Lawmakers play catch-up to genetic science

Massachusetts is poised to pass an antidiscrimination bill. Congress has also dealt with the topic this summer.

As with most great technological advances, the imminent cracking of humanity's genetic code has raised serious social and ethical concerns - most pointedly the potential for genetic discrimination.

Within two to three years, scientists expect to finish mapping the 3.2 billion chemical letters of the human genome. Within the next decade, inexpensive tests are expected to make screenings of a person's complete genetic makeup commonplace.

In response, lawmakers nationwide are now considering sweeping laws to ensure that people are not subject to discrimination because of their genes.

Massachusetts is poised to pass what is considered to be America's strongest law against genetic discrimination, giving patients wide-ranging control of test results. Bills on the issue have been introduced in both houses of Congress this summer.

In the wake of the June announcement that scientists have finished a rough draft of the human genome, these efforts represent a new desire by lawmakers to act before science makes genetic blueprints as ubiquitous as fingerprints or DNA samples.

"Already, with but a handful of genetic tests in common use, people have lost their jobs, lost their health insurance, and lost their economic well-being due to the unfair and inappropriate use of genetic information," says Francis Collins, who directs the National Human Genome Research Institute (NHGRI) in Bethesda, Md.

Foremost among the concerns is that genetic information will create a sort of underclass, placing those who are susceptible to some genetic defect at a disadvantage.

In addition, the public is worried that profit-driven employers and insurance companies will try to exclude people with genetic flaws to hold down rising healthcare costs. More than 80 percent of Americans seek to block the access of employers and insurance companies to genetic information, according to polls.

Today, genetic discrimination remains relatively rare. Fewer than 1 percent of employers conduct genetic testing, according to a 2000 survey by the American Management Association. Still, the Council for Responsible Genetics, a bioethics advocacy group in Cambridge, Mass., has documented more than 200 cases of discrimination against people who have a genetic predisposition to certain diseases.

Most experts believe that, without new legal protections, cases of discrimination are likely to escalate in coming years as genetic testing becomes more widespread, less costly, and better understood. Under current laws, for example, employers have the right to request a broad range of job applicants' medical data, including genetic information, prior to final hiring decisions.

"We are faced with basically an open market in that there are no restrictions on [employers'] access to genetic information," says Barbara Fuller, a senior adviser to the NHGRI.

Likewise, insurance companies could face competitive pressure to use genetic test results to reduce costs, especially for people on individual plans.

Since 1991, states have taken the lead in enacting laws to prevent genetic discrimination. Today, 19 states have passed genetic privacy laws, 21 bar genetic discrimination in employment, and 32 prohibit insurers from basing underwriting or ratemaking decisions on genetic or related information.

"States have been out front," passing scores of laws and holding hundreds of hearings, says Cheye Calvo of the National Council of State Legislatures in Denver.

Only a handful of federal laws addresses - directly or indirectly - genetic discrimination, and Congress has been slow to act.

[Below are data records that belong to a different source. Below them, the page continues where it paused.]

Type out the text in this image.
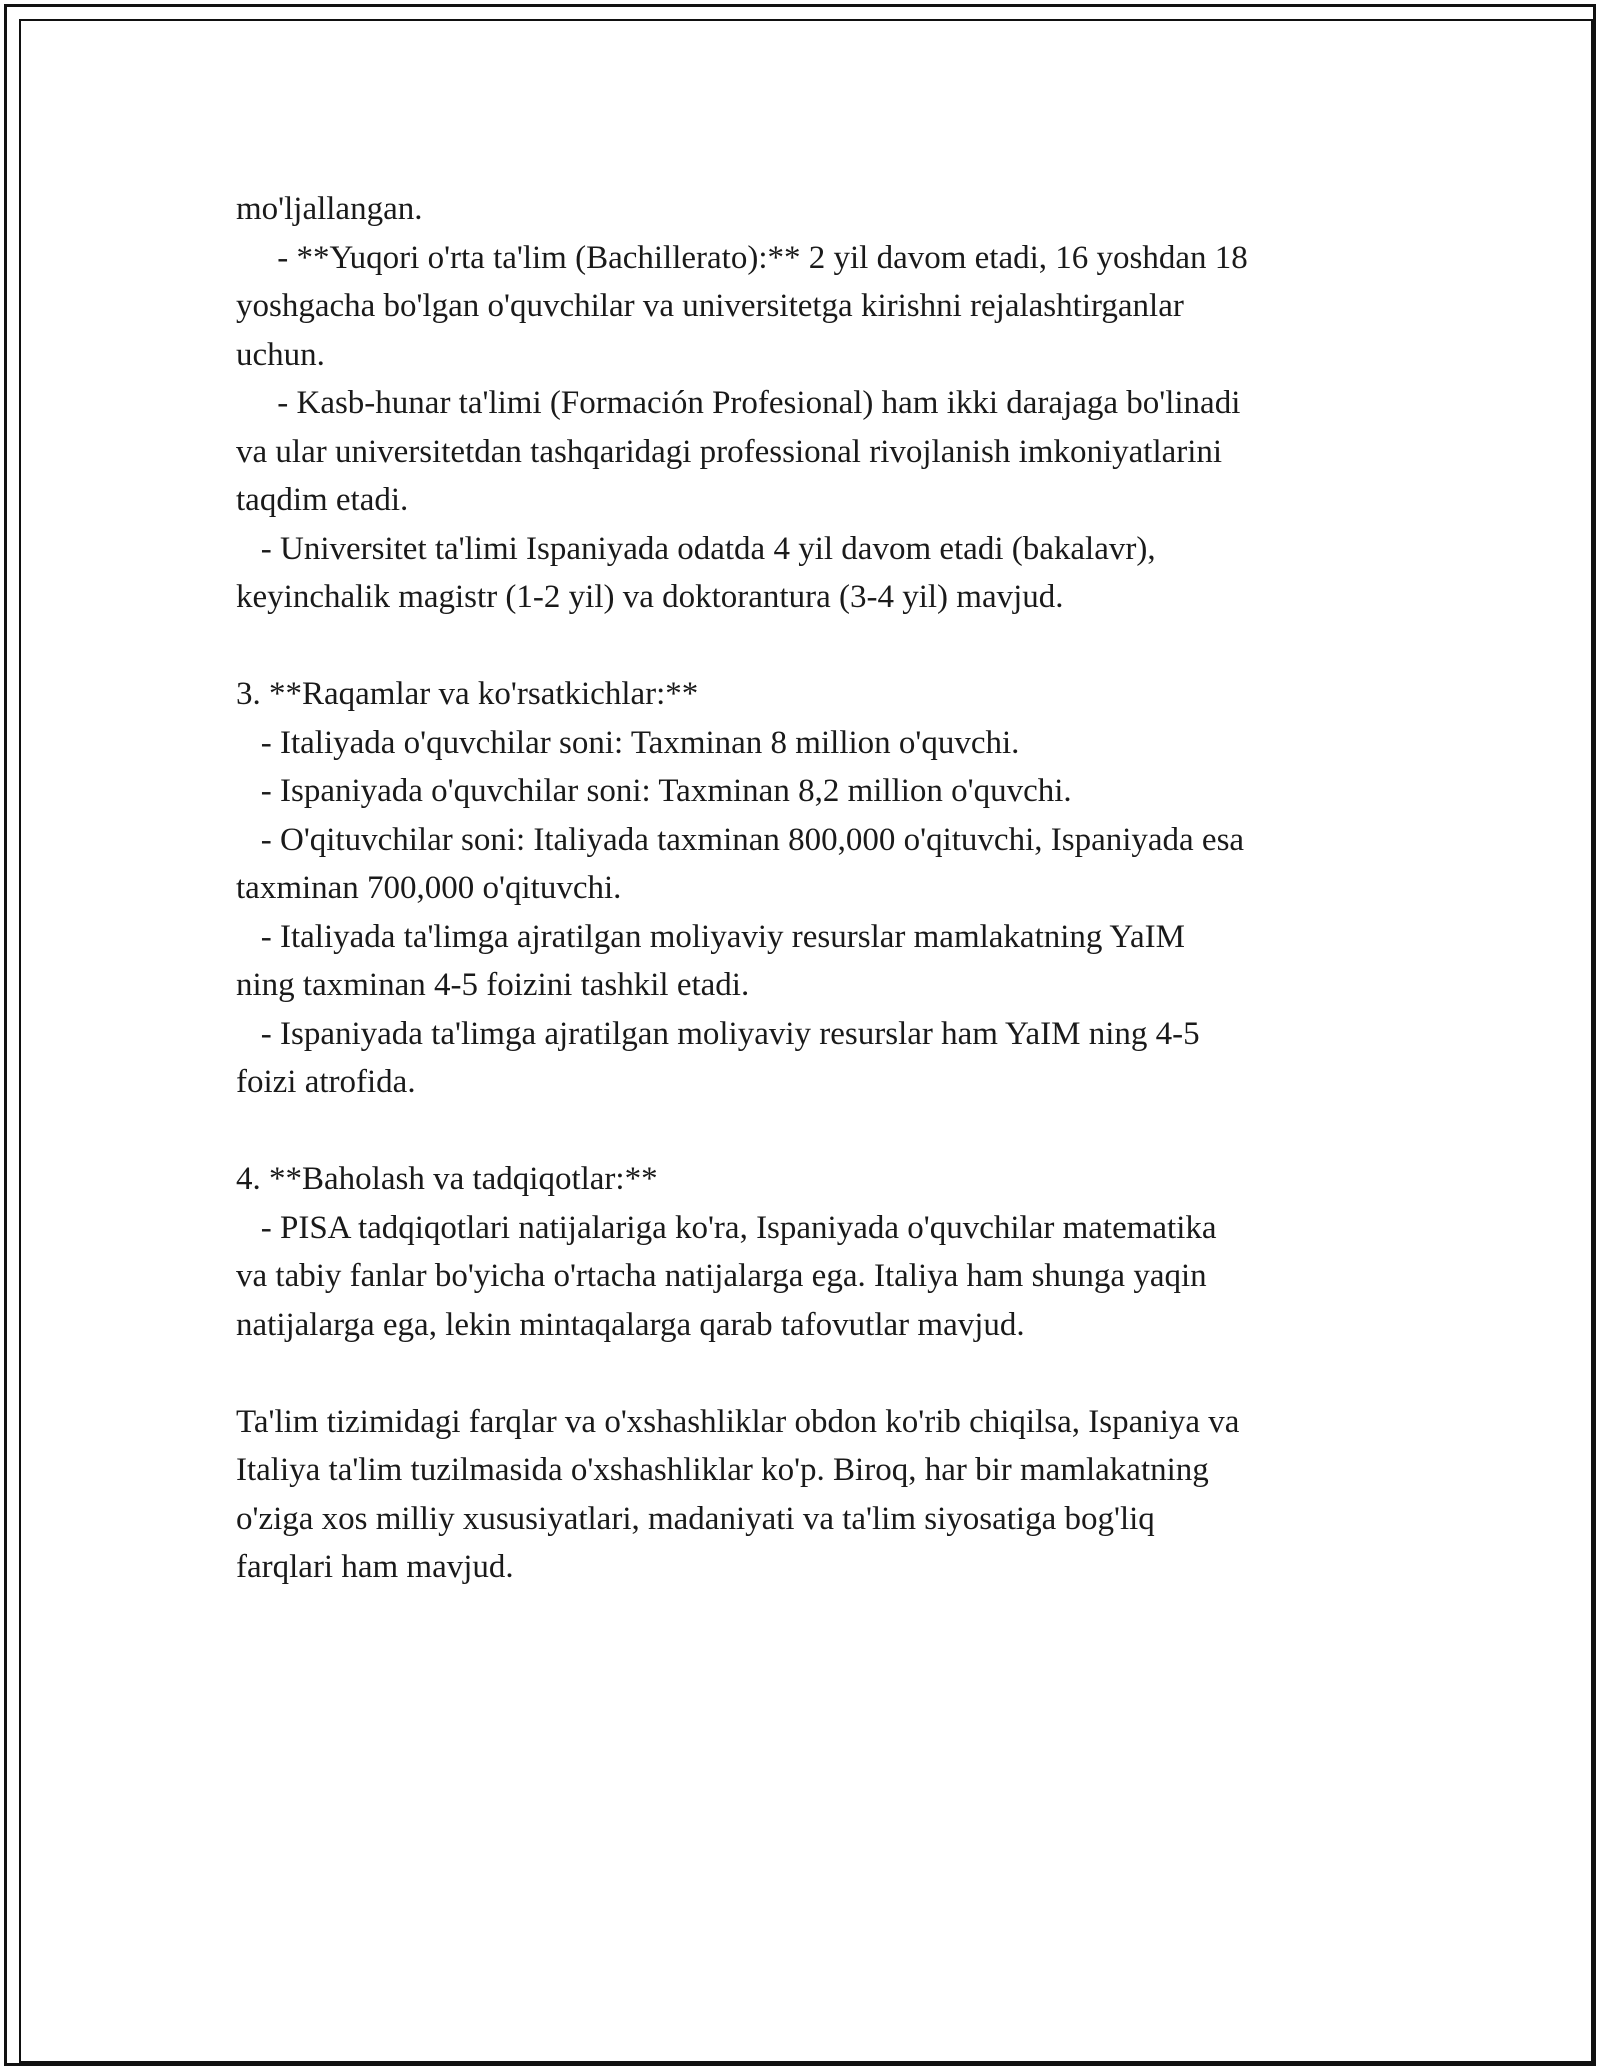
mo'ljallangan.
- **Yuqori o'rta ta'lim (Bachillerato):** 2 yil davom etadi, 16 yoshdan 18
yoshgacha bo'lgan o'quvchilar va universitetga kirishni rejalashtirganlar
uchun.
- Kasb-hunar ta'limi (Formación Profesional) ham ikki darajaga bo'linadi
va ular universitetdan tashqaridagi professional rivojlanish imkoniyatlarini
taqdim etadi.
- Universitet ta'limi Ispaniyada odatda 4 yil davom etadi (bakalavr),
keyinchalik magistr (1-2 yil) va doktorantura (3-4 yil) mavjud.
3. **Raqamlar va ko'rsatkichlar:**
- Italiyada o'quvchilar soni: Taxminan 8 million o'quvchi.
- Ispaniyada o'quvchilar soni: Taxminan 8,2 million o'quvchi.
- O'qituvchilar soni: Italiyada taxminan 800,000 o'qituvchi, Ispaniyada esa
taxminan 700,000 o'qituvchi.
- Italiyada ta'limga ajratilgan moliyaviy resurslar mamlakatning YaIM
ning taxminan 4-5 foizini tashkil etadi.
- Ispaniyada ta'limga ajratilgan moliyaviy resurslar ham YaIM ning 4-5
foizi atrofida.
4. **Baholash va tadqiqotlar:**
- PISA tadqiqotlari natijalariga ko'ra, Ispaniyada o'quvchilar matematika
va tabiy fanlar bo'yicha o'rtacha natijalarga ega. Italiya ham shunga yaqin
natijalarga ega, lekin mintaqalarga qarab tafovutlar mavjud.
Ta'lim tizimidagi farqlar va o'xshashliklar obdon ko'rib chiqilsa, Ispaniya va
Italiya ta'lim tuzilmasida o'xshashliklar ko'p. Biroq, har bir mamlakatning
o'ziga xos milliy xususiyatlari, madaniyati va ta'lim siyosatiga bog'liq
farqlari ham mavjud.
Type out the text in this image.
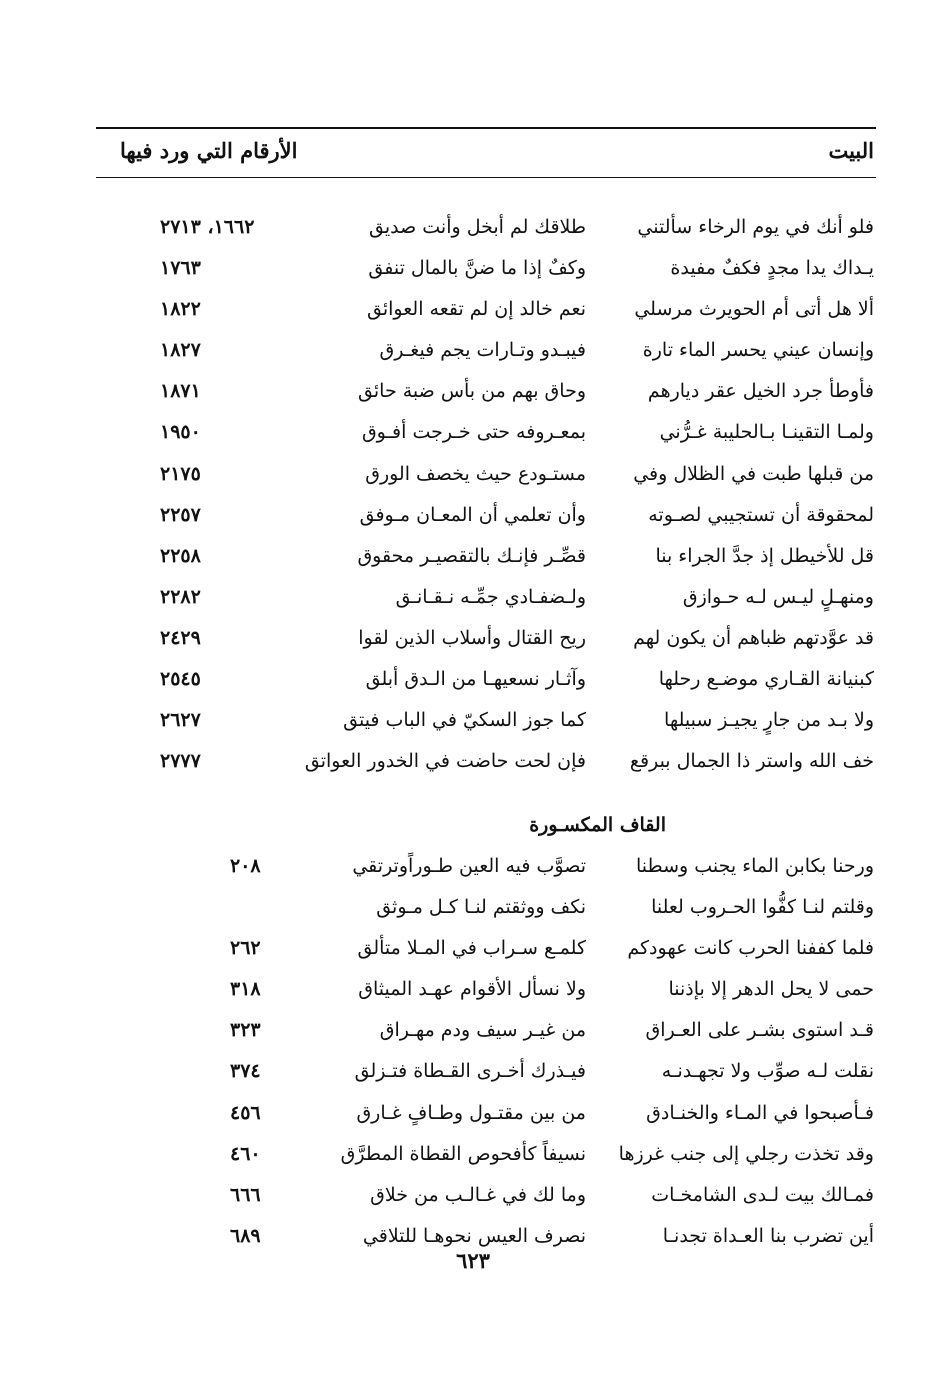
البيت
الأرقام التي ورد فيها
فلو أنك في يوم الرخاء سألتني
طلاقك لم أبخل وأنت صديق
١٦٦٢، ٢٧١٣
يـداك يدا مجدٍ فكفٌ مفيدة
وكفٌ إذا ما ضنَّ بالمال تنفق
١٧٦٣
ألا هل أتى أم الحويرث مرسلي
نعم خالد إن لم تقعه العوائق
١٨٢٢
وإنسان عيني يحسر الماء تارة
فيبـدو وتـارات يجم فيغـرق
١٨٢٧
فأوطأ جرد الخيل عقر ديارهم
وحاق بهم من بأس ضبة حائق
١٨٧١
ولمـا التقينـا بـالحليبة غـرُّني
بمعـروفه حتى خـرجت أفـوق
١٩٥٠
من قبلها طبت في الظلال وفي
مستـودع حيث يخصف الورق
٢١٧٥
لمحقوقة أن تستجيبي لصـوته
وأن تعلمي أن المعـان مـوفق
٢٢٥٧
قل للأخيطل إذ جدَّ الجراء بنا
قصِّـر فإنـك بالتقصيـر محقوق
٢٢٥٨
ومنهـلٍ ليـس لـه حـوازق
ولـضفـادي جمِّـه نـقـانـق
٢٢٨٢
قد عوَّدتهم ظباهم أن يكون لهم
ريح القتال وأسلاب الذين لقوا
٢٤٢٩
كبنيانة القـاري موضـع رحلها
وآثـار نسعيهـا من الـدق أبلق
٢٥٤٥
ولا بـد من جارٍ يجيـز سبيلها
كما جوز السكيّ في الباب فيتق
٢٦٢٧
خف الله واستر ذا الجمال ببرقع
فإن لحت حاضت في الخدور العواتق
٢٧٧٧
القاف المكسـورة
ورحنا بكابن الماء يجنب وسطنا
تصوَّب فيه العين طـوراًوترتقي
٢٠٨
وقلتم لنـا كفُّوا الحـروب لعلنا
نكف ووثقتم لنـا كـل مـوثق
فلما كففنا الحرب كانت عهودكم
كلمـع سـراب في المـلا متألق
٢٦٢
حمى لا يحل الدهر إلا بإذننا
ولا نسأل الأقوام عهـد الميثاق
٣١٨
قـد استوى بشـر على العـراق
من غيـر سيف ودم مهـراق
٣٢٣
نقلت لـه صوِّب ولا تجهـدنـه
فيـذرك أخـرى القـطاة فتـزلق
٣٧٤
فـأصبحوا في المـاء والخنـادق
من بين مقتـول وطـافٍ غـارق
٤٥٦
وقد تخذت رجلي إلى جنب غرزها
نسيفاً كأفحوص القطاة المطرَّق
٤٦٠
فمـالك بيت لـدى الشامخـات
وما لك في غـالـب من خلاق
٦٦٦
أين تضرب بنا العـداة تجدنـا
نصرف العيس نحوهـا للتلاقي
٦٨٩
٦٢٣
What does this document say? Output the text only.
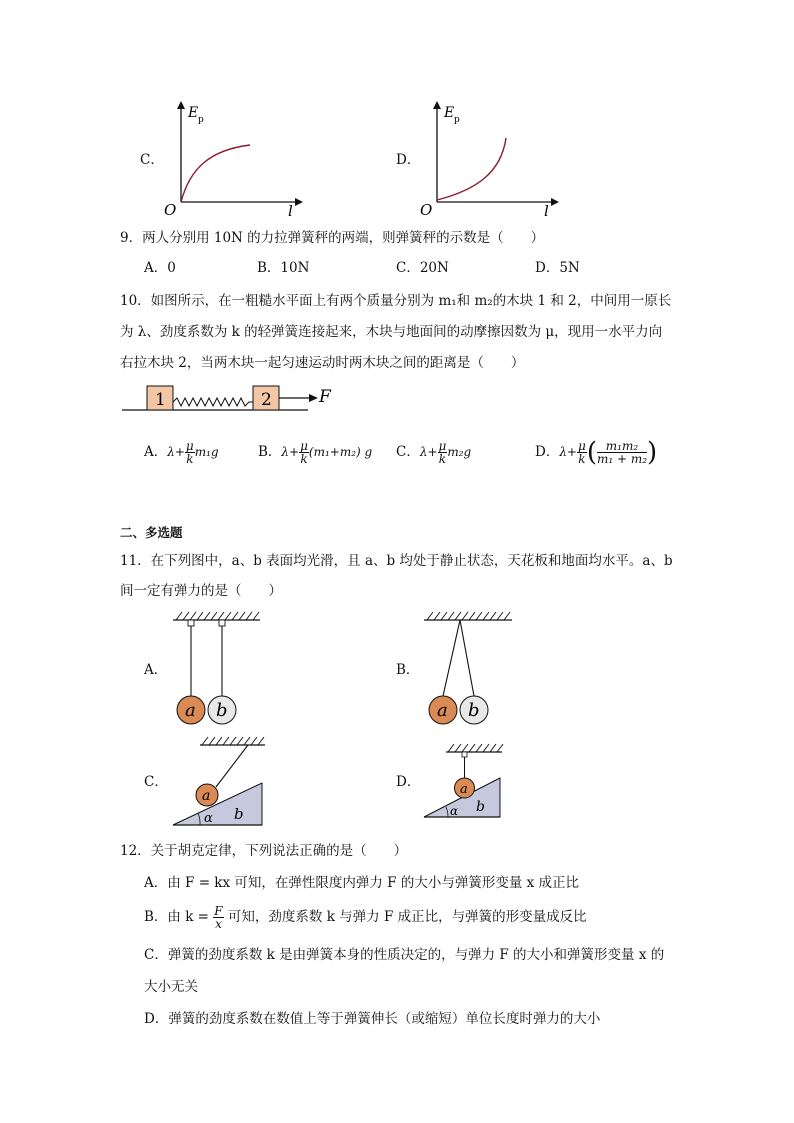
C．
E p
l
O
D．
E p
l
O
9．两人分别用 10N 的力拉弹簧秤的两端，则弹簧秤的示数是（　　）
A．0	B．10N	C．20N	D．5N
10．如图所示，在一粗糙水平面上有两个质量分别为 m₁和 m₂的木块 1 和 2，中间用一原长
为 λ、劲度系数为 k 的轻弹簧连接起来，木块与地面间的动摩擦因数为 μ，现用一水平力向
右拉木块 2，当两木块一起匀速运动时两木块之间的距离是（　　）
1	2	F
A．$\lambda+ \frac{\mu}{k} m_1g$	B．$\lambda+ \frac{\mu}{k} (m_1+m_2)$ g C．$\lambda+ \frac{\mu}{k} m_2g$	D．$\lambda+ \frac{\mu}{k}$ ( $\frac{\text{m₁m₂}}{\text{m₁ + m₂}}$ )
二、多选题
11．在下列图中，a、b 表面均光滑，且 a、b 均处于静止状态，天花板和地面均水平。a、b
间一定有弹力的是（　　）
A．
a b
B．
a b
C．
a
α b
D．	a
α b
12．关于胡克定律，下列说法正确的是（　　）
A．由 F = kx 可知，在弹性限度内弹力 F 的大小与弹簧形变量 x 成正比
B．由 $k = \frac{F}{x}$ 可知，劲度系数 k 与弹力 F 成正比，与弹簧的形变量成反比
C．弹簧的劲度系数 k 是由弹簧本身的性质决定的，与弹力 F 的大小和弹簧形变量 x 的
大小无关
D．弹簧的劲度系数在数值上等于弹簧伸长（或缩短）单位长度时弹力的大小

The Americans with Disabilities Act (ADA) may shield workers from discrimination based on genetic makeup - a perceived disability. But the ADA does not explicitly address the issue, and it's unclear whether courts would back such an interpretation.

Otherwise, President Clinton in February signed an order that prohibits discrimination in government agencies. And the 1996 federal Health Insurance Portability and Accountability Act prohibits the use of genetic information by group health plans and insurers to deny coverage or boost premiums. It has not been amended to cover people with individual insurance plans.

Lawmakers and experts generally agree that new federal legislation is needed to ensure adequate protection for Americans. But strong differences remain over proposed new laws.

Congressional Democrats and civil rights groups favor sweeping legislation that would set stringent privacy standards, ban discrimination by insurers and employers, and allow discrimination victims to seek uncapped damages in court. They have so far been unable to pass such a bill.

Republicans have supported more narrow legislation, focusing on discrimination by insurers only. Senate Republicans - and some Democrats - have passed such a bill, although it's not likely to become law.

In the long run, though, other factors may curb the threat of genetic discrimination, experts say. Improving therapies may help treat many genetic diseases. Moreover, experts note, the ability to discriminate is hampered by the limitations of genetic tests. "What does it mean when we have a 30 percent increased chance" of some illness, asks Raymond Gesteland, a professor of genetics at the University of Utah in Salt Lake City.

Finally, people still need to take other factors into account, Mr. Gesteland says: "We need to make sure we are not blaming everything on genes."